Nintendo's growing array of Zelda remakes has inspired a variety of reactions in me, all of them positive. Ocarina of Time polished off some rough edges of an undeniable formative classic. Wind Waker held up incredibly well almost entirely on its own, particularly in its previously-derided art style. Majora's Mask gave me a chance to finish a quirky side-story I had previously neglected. But now, for the first time, a Zelda remake has made the game worse for the wear. Twilight Princess HD shows the same loving care as the other remakes, but bringing it back exposes its shakier foundations.
Howling at the Moon
Admittedly, this is partly because the governing design philosophy behind Twilight Princess has felt foreign to me. The Legend of Zelda is supposed to be a rousing Hero's Journey adventure, but for a short time Nintendo had been cowed into thinking the series should be dark and melancholy. Enter Twilight Princess--practically a remake of Ocarina, but with darker themes, an edgier companion, and long stretches in which Link turns into an honest-to-Nayru werewolf. It's all pretty silly and overwrought in retrospect, and it forced Nintendo into an awkward position of actively avoiding its strengths.

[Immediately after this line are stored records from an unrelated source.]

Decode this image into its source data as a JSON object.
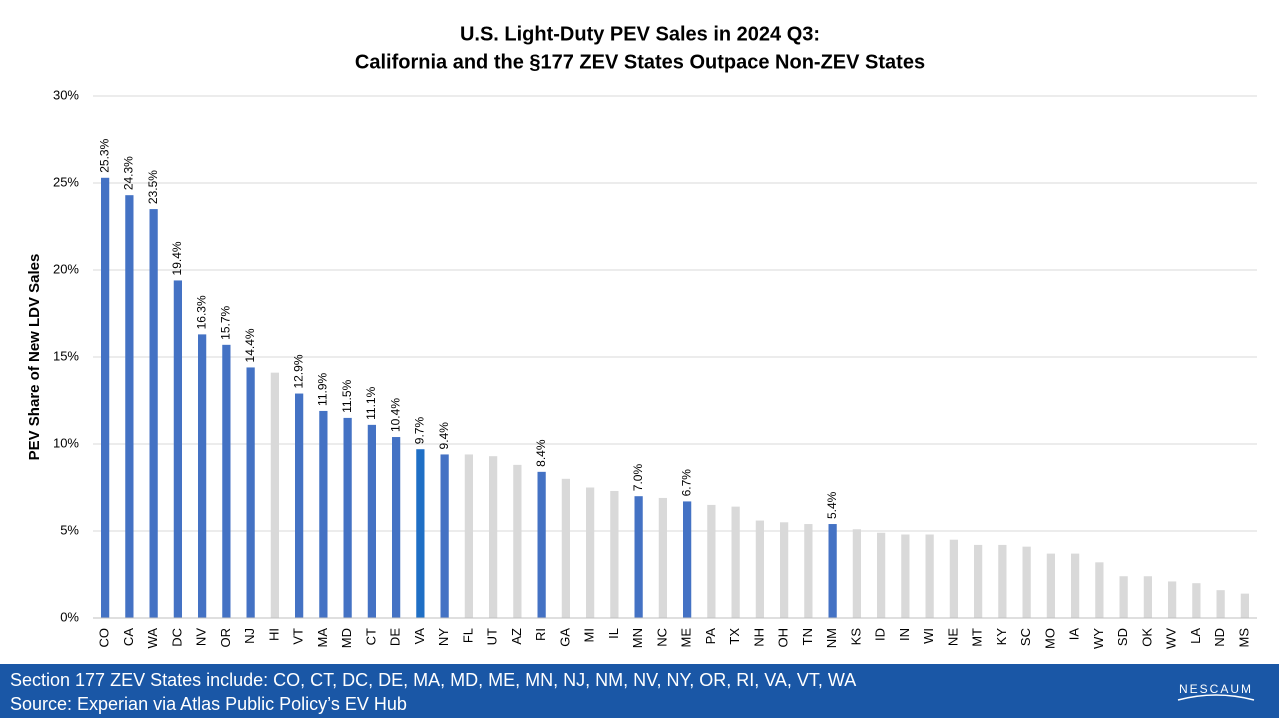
{
  "chart_data": {
    "type": "bar",
    "title": [
      "U.S. Light-Duty PEV Sales in 2024 Q3:",
      "California and the §177 ZEV States Outpace Non-ZEV States"
    ],
    "y_label": "PEV Share of New LDV Sales",
    "categories": [
      "CO",
      "CA",
      "WA",
      "DC",
      "NV",
      "OR",
      "NJ",
      "HI",
      "VT",
      "MA",
      "MD",
      "CT",
      "DE",
      "VA",
      "NY",
      "FL",
      "UT",
      "AZ",
      "RI",
      "GA",
      "MI",
      "IL",
      "MN",
      "NC",
      "ME",
      "PA",
      "TX",
      "NH",
      "OH",
      "TN",
      "NM",
      "KS",
      "ID",
      "IN",
      "WI",
      "NE",
      "MT",
      "KY",
      "SC",
      "MO",
      "IA",
      "WY",
      "SD",
      "OK",
      "WV",
      "LA",
      "ND",
      "MS"
    ],
    "values": [
      25.3,
      24.3,
      23.5,
      19.4,
      16.3,
      15.7,
      14.4,
      14.1,
      12.9,
      11.9,
      11.5,
      11.1,
      10.4,
      9.7,
      9.4,
      9.4,
      9.3,
      8.8,
      8.4,
      8.0,
      7.5,
      7.3,
      7.0,
      6.9,
      6.7,
      6.5,
      6.4,
      5.6,
      5.5,
      5.4,
      5.4,
      5.1,
      4.9,
      4.8,
      4.8,
      4.5,
      4.2,
      4.2,
      4.1,
      3.7,
      3.7,
      3.2,
      2.4,
      2.4,
      2.1,
      2.0,
      1.6,
      1.4
    ],
    "value_labels": [
      "25.3%",
      "24.3%",
      "23.5%",
      "19.4%",
      "16.3%",
      "15.7%",
      "14.4%",
      null,
      "12.9%",
      "11.9%",
      "11.5%",
      "11.1%",
      "10.4%",
      "9.7%",
      "9.4%",
      null,
      null,
      null,
      "8.4%",
      null,
      null,
      null,
      "7.0%",
      null,
      "6.7%",
      null,
      null,
      null,
      null,
      null,
      "5.4%",
      null,
      null,
      null,
      null,
      null,
      null,
      null,
      null,
      null,
      null,
      null,
      null,
      null,
      null,
      null,
      null,
      null
    ],
    "colors": [
      "#4472c4",
      "#4472c4",
      "#4472c4",
      "#4472c4",
      "#4472c4",
      "#4472c4",
      "#4472c4",
      "#d9d9d9",
      "#4472c4",
      "#4472c4",
      "#4472c4",
      "#4472c4",
      "#4472c4",
      "#1f6fc5",
      "#4472c4",
      "#d9d9d9",
      "#d9d9d9",
      "#d9d9d9",
      "#4472c4",
      "#d9d9d9",
      "#d9d9d9",
      "#d9d9d9",
      "#4472c4",
      "#d9d9d9",
      "#4472c4",
      "#d9d9d9",
      "#d9d9d9",
      "#d9d9d9",
      "#d9d9d9",
      "#d9d9d9",
      "#4472c4",
      "#d9d9d9",
      "#d9d9d9",
      "#d9d9d9",
      "#d9d9d9",
      "#d9d9d9",
      "#d9d9d9",
      "#d9d9d9",
      "#d9d9d9",
      "#d9d9d9",
      "#d9d9d9",
      "#d9d9d9",
      "#d9d9d9",
      "#d9d9d9",
      "#d9d9d9",
      "#d9d9d9",
      "#d9d9d9",
      "#d9d9d9"
    ],
    "ylim": [
      0,
      30
    ],
    "yticks": [
      {
        "value": 0,
        "label": "0%"
      },
      {
        "value": 5,
        "label": "5%"
      },
      {
        "value": 10,
        "label": "10%"
      },
      {
        "value": 15,
        "label": "15%"
      },
      {
        "value": 20,
        "label": "20%"
      },
      {
        "value": 25,
        "label": "25%"
      },
      {
        "value": 30,
        "label": "30%"
      }
    ],
    "grid": true
  },
  "footer": {
    "note": "Section 177 ZEV States include: CO, CT, DC, DE, MA, MD, ME, MN, NJ, NM, NV, NY, OR, RI, VA, VT, WA",
    "source": "Source: Experian via Atlas Public Policy’s EV Hub",
    "logo": "NESCAUM"
  }
}
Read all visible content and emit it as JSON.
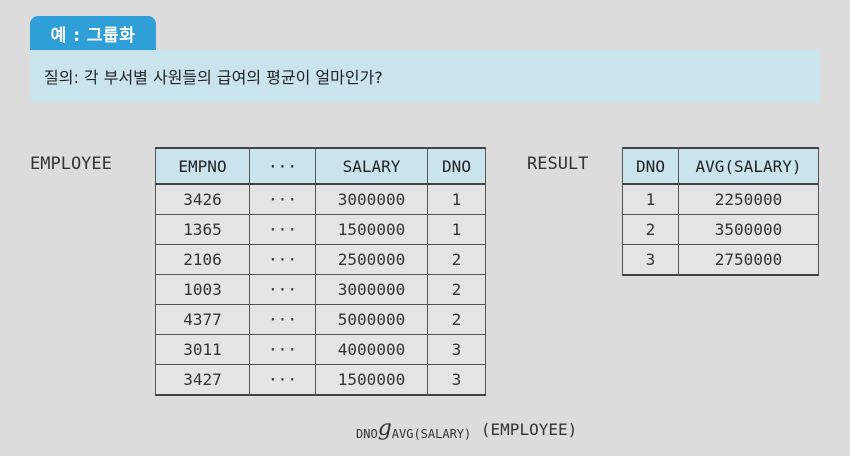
{
  "title": "예 : 그룹화",
  "query": "질의: 각 부서별 사원들의 급여의 평균이 얼마인가?",
  "employee": {
    "label": "EMPLOYEE",
    "headers": [
      "EMPNO",
      "···",
      "SALARY",
      "DNO"
    ],
    "rows": [
      [
        "3426",
        "···",
        "3000000",
        "1"
      ],
      [
        "1365",
        "···",
        "1500000",
        "1"
      ],
      [
        "2106",
        "···",
        "2500000",
        "2"
      ],
      [
        "1003",
        "···",
        "3000000",
        "2"
      ],
      [
        "4377",
        "···",
        "5000000",
        "2"
      ],
      [
        "3011",
        "···",
        "4000000",
        "3"
      ],
      [
        "3427",
        "···",
        "1500000",
        "3"
      ]
    ]
  },
  "result": {
    "label": "RESULT",
    "headers": [
      "DNO",
      "AVG(SALARY)"
    ],
    "rows": [
      [
        "1",
        "2250000"
      ],
      [
        "2",
        "3500000"
      ],
      [
        "3",
        "2750000"
      ]
    ]
  },
  "formula": {
    "group_attr": "DNO",
    "operator": "g",
    "function": "AVG(SALARY)",
    "relation": "(EMPLOYEE)"
  }
}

That's not to say it doesn't have its share of stirring moments. The confrontation on the bridge culminating in Link's slow-motion "hero pose" on the back of his steed still hits with impact, for example, and I like some of Midna's impish mischeviousness. On the whole, though, the darker themes and limited color pallette make it feel like the series' sullen teenager phase.
Twilight Princess is also where Zelda developed some of its formulaic habits. Skyward Sword was more of a departure, and the upcoming Wii U game is said to be taking notes from A Link Between Worlds, but this adventure follows the Zelda pattern to a tee. It was criticized for some of these elements at the time, of course. You spend far too long in your idyllic home town before the adventure starts, and the wolf segments are still fairly dull fetch-quests--thankfully tempered by reducing the number of Tears of Light in some areas.

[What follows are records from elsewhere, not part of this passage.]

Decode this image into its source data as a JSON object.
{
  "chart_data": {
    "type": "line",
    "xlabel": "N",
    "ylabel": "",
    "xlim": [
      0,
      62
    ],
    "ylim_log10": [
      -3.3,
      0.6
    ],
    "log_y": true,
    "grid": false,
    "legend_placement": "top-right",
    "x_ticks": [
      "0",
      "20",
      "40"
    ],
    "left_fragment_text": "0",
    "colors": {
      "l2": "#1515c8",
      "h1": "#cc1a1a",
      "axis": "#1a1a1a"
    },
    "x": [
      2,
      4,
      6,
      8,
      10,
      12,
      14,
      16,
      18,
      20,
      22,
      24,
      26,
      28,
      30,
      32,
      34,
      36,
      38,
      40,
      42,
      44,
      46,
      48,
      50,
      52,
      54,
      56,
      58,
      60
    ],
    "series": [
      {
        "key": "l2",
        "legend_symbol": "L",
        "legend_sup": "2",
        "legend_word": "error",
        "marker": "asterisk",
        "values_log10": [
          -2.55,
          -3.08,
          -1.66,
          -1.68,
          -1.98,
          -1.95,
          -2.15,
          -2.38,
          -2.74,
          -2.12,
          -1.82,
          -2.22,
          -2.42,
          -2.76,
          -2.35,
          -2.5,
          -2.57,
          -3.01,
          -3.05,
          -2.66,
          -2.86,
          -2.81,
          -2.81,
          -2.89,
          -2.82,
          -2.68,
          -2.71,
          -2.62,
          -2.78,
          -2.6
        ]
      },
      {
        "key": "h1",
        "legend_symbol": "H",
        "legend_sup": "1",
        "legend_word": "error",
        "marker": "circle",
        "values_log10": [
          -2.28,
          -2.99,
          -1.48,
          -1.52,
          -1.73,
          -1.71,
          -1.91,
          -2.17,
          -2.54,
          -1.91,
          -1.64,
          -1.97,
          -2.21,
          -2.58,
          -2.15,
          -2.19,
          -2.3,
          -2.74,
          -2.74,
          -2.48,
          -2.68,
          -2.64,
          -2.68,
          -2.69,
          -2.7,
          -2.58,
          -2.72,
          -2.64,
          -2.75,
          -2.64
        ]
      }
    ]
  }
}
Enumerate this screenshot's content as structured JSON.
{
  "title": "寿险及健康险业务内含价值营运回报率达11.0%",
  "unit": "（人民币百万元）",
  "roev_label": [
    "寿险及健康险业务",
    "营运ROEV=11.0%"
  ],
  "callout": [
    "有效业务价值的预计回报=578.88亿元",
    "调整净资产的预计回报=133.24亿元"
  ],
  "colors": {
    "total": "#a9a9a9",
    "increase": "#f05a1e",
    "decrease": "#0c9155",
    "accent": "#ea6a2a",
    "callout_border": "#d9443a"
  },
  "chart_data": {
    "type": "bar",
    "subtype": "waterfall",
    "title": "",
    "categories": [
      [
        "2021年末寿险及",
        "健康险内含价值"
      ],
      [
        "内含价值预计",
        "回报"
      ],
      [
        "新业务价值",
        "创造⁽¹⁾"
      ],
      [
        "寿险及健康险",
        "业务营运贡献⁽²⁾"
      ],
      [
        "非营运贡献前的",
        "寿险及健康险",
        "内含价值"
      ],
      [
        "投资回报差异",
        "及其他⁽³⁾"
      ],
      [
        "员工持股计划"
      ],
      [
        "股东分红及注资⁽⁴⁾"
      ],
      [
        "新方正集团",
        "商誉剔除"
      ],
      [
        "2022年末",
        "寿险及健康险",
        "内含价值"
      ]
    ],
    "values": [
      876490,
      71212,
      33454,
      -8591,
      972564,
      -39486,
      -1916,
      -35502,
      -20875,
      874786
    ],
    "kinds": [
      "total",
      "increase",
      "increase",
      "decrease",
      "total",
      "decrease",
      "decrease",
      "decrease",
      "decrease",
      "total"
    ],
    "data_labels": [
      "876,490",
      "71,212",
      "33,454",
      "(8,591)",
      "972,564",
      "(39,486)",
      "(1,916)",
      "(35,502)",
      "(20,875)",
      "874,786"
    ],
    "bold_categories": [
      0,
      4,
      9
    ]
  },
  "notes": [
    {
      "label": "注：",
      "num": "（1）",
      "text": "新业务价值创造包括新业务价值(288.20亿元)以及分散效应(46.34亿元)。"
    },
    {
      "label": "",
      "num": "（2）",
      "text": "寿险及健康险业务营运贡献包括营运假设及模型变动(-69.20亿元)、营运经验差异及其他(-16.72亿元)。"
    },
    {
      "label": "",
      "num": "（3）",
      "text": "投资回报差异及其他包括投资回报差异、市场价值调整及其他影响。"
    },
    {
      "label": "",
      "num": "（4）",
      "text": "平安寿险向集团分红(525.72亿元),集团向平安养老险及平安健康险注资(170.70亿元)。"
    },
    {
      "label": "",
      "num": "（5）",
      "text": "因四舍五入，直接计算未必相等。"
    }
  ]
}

The visuals haven't aged particularly well either. It's as if we need a new term, similar to the uncanny valley, to describe graphics that aren't old-fashioned enough to look nostalgic, like Ocarina, but aren't quite modern either. The HD coat of paint isn't as much a leap as it was in Ocarina and Wind Waker. Particularly at the beginning, before receiving his equipment, Link's movement looks lumbering and stiff.
A Brighter Twilight
Despite all that, though, Nintendo did clearly put care and attention into this as an HD re-release. The visual improvements may be slighter but they are present, and more importantly, this version lets you play with a proper controller. The result is combat that feels more exact and responsive than the Wii version that demanded motion controls. As has become the series norm, the addition of a touch screen makes it a breeze to equip Link's arsenal of items. Even if I find Twilight Princess only so-so by Zelda standards, this is easily the best way to play it.
And of course, it adds functionality from Nintendo's latest success story, Amiibo. The Wolf Link amiibo unlocks a simple endurance dungeon, though be warned, it drops you in at your current level so playing in the early game means you won't have much life to work with. It also works as a quick-start, letting you bypass the game select screen by associating a save file with the amiibo itself. It's a small feature, but it's a nifty little function that more games could use.
The Test of Time
On the whole, these improvements make Twilight Princess HD the best version of the worst modern Zelda game. That said, even a mediocre Zelda game is still pretty fun. If you can get past its tonal oddities and paint-by-numbers structure, it's a good game, but not a great one. I enjoyed it as a cultural artifact, but replaying it made me appreciate that this direction for the series was temporary.
This review is based on a Wii U retail copy provided by the publisher. The Legend of Zelda: Twilight Princess HD will be available in retail stores with Wolf Link Amiibo for $59.99, and on the Nintendo eShop digitally for $49.99, on March 4. The game is rated T.